En l'occurrence, le projet prévoit plusieurs mesures

de compensation au défrichement (mesures C1-C14), déjà abordées pour certaines

dans les considérants qui précèdent (cf. en particulier consid. 7, 13, 14, 16

et 17), et préavisées favorablement par l'OFEV, sous réserve de certains

compléments. Ces mesures ont en outre été validées par les autorités cantonales

spécialisées, de sorte qu'il y a lieu de les confirmer, sous réserve des

considérants qui précèdent. L'expertise privée précitée produite par les recourants

(pièce16) ne remet pas en cause cette appréciation.

En conclusion, tout bien pesé et sous réserve des considérants

qui précèdent, les autorisations de défrichement ainsi que les mesures de

compensation prévues sont conformes à la législation forestière et peuvent être

confirmées.

IX. Protection du paysage et du patrimoine bâti

23.

Les recourants estiment que le projet porte atteinte au paysage et au patrimoine

bâti. Ils se réfèrent notamment à l'inventaire des monuments naturels et des

sites (IMNS) n° 105 dans lequel le projet est localisé. La co-visibilité avec les

projets de parcs éoliens Sur Grati et Mollendruz serait importante. Enfin, l'impact

paysager sur le territoire français et sur le patrimoine bâti français, en particulier

la chapelle St-Maurice à Jougne n'aurait pas été suffisamment pris en compte.
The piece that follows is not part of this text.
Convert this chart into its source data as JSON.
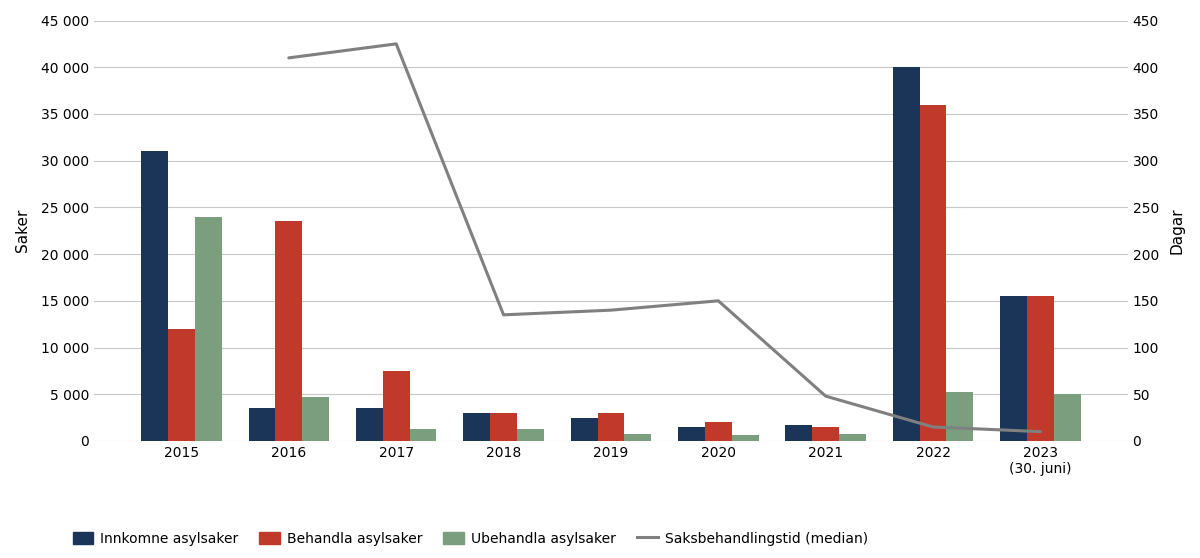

a) La LAT a notamment pour but de protéger le paysage

(art. 1 al. 2 let. a). Il convient en particulier (art. 3 al. 2) de veiller à

ce que les constructions prises isolément ou dans leur ensemble ainsi que les

installations s'intègrent dans le paysage (let. b), de conserver les sites

naturels et les territoires servant au délassement (let. c). Quant à la LPN, elle

dispose que dans les limites de la compétence conférée à la Confédération par

l'art. 78 al. 2 à 5 Cst., elle a notamment pour but (art. 1 al. 2), de ménager

et de protéger l'aspect caractéristique du paysage et des localités, les sites

évocateurs du passé, les curiosités naturelles et les monuments du pays, et de

promouvoir leur conservation et leur entretien (let. a; cf. aussi art. 3 LPN).

L'art. 3 al. 1 OEIE prévoit que l'EIE permet de

déterminer si un projet de construction d'une installation répond aux prescriptions

sur la protection de l'environnement, dont font partie la LPE et les

dispositions concernant la protection de la nature, la protection du paysage,

la protection des eaux, la sauvegarde des forêts, la chasse, la pêche et le

génie génétique.

Au niveau cantonal, la aLPNMS/LPNS a notamment pour

but (art. 1) d'assurer la protection et le développement de la diversité du

patrimoine naturel et paysager du canton, en ménageant l'espace vital nécessaire

à la flore et à la faune et en maintenant les milieux caractéristiques (let.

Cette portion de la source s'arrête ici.